Hello I am new here 

His name was Rango and he was born a sorrel pinto. Both sire and dam were sorrel pinto's, but he started to darken as he aged. He turned into a black pinto and even sired some black pinto foals...How did this happen?

This is not supposed to happen so I hear, what is your opinion?










Thank you,
Ognar


----------



## Eastowest (Mar 26, 2009)

First off, foal colors can be almost meaningless when it comes to the eventual adult color-- many foals are born looking one way and then shed off in an unexpected direction.

Were either of his "sorrel" pony parents red with a flaxen mane and tail? If so, they might have been a bay with the silver gene (commonly called silver dapple, taffy, etc). Silver dilutes black pigment and leaves the red pigment alone, so when a bay has the silver gene, the body stays red, but the black mane and tail and legs are much lighter. 

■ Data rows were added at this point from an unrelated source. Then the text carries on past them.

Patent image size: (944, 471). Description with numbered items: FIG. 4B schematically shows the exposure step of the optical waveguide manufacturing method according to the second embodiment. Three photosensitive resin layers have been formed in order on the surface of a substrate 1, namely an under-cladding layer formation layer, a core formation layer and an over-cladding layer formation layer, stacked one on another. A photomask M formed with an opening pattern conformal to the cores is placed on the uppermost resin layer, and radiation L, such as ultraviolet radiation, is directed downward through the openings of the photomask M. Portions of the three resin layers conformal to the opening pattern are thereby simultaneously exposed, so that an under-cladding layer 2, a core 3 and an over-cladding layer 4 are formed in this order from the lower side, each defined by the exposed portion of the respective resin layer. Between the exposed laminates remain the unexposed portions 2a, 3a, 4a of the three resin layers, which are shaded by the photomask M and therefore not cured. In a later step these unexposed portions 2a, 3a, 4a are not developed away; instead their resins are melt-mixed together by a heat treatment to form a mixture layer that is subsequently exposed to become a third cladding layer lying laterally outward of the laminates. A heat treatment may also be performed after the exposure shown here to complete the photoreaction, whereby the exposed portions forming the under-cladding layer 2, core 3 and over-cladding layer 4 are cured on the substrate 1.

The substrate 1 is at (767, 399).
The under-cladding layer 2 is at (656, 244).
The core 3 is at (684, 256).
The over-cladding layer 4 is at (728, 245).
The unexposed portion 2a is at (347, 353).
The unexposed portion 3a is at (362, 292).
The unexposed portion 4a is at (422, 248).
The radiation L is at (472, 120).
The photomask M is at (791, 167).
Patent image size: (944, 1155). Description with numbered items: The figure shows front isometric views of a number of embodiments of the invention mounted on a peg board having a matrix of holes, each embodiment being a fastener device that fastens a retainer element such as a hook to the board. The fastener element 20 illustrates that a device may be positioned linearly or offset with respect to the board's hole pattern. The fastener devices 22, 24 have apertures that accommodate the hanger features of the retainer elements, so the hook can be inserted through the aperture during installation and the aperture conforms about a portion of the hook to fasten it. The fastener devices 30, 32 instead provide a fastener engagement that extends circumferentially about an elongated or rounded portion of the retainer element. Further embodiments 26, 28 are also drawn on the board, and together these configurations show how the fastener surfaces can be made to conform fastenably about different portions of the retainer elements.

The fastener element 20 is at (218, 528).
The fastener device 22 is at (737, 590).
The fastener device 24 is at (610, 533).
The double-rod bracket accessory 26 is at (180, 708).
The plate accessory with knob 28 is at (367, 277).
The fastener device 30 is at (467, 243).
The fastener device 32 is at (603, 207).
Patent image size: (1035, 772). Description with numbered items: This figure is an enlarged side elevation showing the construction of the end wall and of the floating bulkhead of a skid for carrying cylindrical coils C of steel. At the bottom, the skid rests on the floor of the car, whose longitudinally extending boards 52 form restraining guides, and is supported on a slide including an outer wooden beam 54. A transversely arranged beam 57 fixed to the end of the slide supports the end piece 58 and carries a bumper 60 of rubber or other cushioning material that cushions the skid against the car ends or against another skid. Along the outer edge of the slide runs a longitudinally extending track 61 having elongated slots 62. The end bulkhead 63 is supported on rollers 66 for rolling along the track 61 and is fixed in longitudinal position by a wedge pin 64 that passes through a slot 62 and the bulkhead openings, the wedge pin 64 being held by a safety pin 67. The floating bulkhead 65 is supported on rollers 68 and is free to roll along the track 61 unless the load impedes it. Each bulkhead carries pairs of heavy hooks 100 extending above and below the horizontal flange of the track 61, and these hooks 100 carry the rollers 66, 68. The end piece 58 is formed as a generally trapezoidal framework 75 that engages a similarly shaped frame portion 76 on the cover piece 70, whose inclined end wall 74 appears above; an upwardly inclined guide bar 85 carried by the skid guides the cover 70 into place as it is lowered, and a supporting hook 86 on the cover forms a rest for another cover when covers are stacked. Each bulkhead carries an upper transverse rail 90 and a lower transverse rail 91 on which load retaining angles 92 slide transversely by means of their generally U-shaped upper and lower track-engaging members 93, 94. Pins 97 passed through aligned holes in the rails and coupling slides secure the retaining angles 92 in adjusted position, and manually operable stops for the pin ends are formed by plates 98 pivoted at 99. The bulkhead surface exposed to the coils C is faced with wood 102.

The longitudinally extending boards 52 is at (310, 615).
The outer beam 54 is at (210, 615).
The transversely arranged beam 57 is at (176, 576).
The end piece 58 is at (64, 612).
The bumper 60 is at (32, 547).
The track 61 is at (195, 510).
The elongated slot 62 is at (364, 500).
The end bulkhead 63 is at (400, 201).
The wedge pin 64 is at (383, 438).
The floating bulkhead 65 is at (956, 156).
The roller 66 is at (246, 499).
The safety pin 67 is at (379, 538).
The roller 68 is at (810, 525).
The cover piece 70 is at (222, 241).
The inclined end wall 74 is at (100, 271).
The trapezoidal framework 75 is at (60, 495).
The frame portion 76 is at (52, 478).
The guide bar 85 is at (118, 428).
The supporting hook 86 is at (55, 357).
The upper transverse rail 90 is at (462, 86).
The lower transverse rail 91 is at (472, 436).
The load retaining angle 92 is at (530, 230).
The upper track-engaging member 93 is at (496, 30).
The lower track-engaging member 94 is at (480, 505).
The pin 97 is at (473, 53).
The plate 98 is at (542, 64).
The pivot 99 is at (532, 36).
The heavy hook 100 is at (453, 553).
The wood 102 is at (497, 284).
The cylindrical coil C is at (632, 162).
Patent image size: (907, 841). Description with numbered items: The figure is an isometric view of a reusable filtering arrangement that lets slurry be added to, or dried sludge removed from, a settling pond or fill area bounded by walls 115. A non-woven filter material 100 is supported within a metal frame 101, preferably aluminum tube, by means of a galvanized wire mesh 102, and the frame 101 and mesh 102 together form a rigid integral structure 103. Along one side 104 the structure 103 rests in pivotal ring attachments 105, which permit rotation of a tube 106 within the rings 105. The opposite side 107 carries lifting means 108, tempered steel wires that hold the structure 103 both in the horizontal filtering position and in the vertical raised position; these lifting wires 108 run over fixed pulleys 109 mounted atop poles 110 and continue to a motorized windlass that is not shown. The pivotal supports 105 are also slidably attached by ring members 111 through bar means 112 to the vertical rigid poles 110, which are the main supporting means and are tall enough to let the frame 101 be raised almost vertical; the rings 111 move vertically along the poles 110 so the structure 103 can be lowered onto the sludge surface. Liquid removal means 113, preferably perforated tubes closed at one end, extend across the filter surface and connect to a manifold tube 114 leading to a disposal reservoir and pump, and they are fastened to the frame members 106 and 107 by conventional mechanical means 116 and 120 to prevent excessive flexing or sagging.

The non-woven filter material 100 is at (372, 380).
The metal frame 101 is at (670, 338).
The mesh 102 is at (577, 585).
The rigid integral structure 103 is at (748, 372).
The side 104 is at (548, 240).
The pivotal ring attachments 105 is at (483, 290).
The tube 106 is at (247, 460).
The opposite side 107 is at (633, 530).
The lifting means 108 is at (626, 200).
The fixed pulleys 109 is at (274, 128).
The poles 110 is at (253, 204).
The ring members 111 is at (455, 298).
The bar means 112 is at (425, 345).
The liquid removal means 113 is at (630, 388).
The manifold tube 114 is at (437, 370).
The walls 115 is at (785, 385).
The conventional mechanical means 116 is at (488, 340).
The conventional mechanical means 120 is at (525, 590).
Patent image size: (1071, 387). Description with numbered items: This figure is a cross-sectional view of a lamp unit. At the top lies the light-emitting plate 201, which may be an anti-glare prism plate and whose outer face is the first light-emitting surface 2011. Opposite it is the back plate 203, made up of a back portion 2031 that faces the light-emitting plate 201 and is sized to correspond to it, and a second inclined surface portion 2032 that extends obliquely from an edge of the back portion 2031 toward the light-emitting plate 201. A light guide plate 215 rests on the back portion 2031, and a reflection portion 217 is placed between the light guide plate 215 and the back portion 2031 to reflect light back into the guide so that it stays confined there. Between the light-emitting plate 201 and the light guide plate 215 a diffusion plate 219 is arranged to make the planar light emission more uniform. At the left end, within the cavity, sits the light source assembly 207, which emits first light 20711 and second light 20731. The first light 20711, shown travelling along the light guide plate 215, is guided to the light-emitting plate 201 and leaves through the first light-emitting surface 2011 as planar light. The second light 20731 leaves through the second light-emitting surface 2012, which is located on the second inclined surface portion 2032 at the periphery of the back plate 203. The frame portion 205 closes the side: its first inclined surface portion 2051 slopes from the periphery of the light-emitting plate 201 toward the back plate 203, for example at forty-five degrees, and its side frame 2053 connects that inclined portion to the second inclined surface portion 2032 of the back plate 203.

Although there are usually some visual "clues", a silver bay can be pretty easily mistaken for a flaxen chestnut/sorrel. Silver is pretty common is Shetlands, and some other pony breeds, and also in Miniatures.

If either of his parents were actually a silver bay, it would explain how they were able to produce a black foal-- the bay contributed the E for black pigment, and the foal didn't inherit an "A" for restricting black to the points, nor did it inherit silver for diluting any black which was present.

Here are a few silver bays (pinto and solid), for reference-- 
















































Another possibility is that he is actually a very very dark liver chestnut. He looks black to me, but there are some chestnuts so dark that they look very black.

Depending on what his parents looked like, I think the silver/bay parent explanation is more likely, as he does look like a "real" black....


----------



## ognar (Jan 8, 2011)

Laura hello,

Yes I have seen many Miniature Horses and Shetland Ponies who were so variation of a silver dapple bay. My problem is both sire and dam are deceased and there are very few pictures of them. No sure about the sire....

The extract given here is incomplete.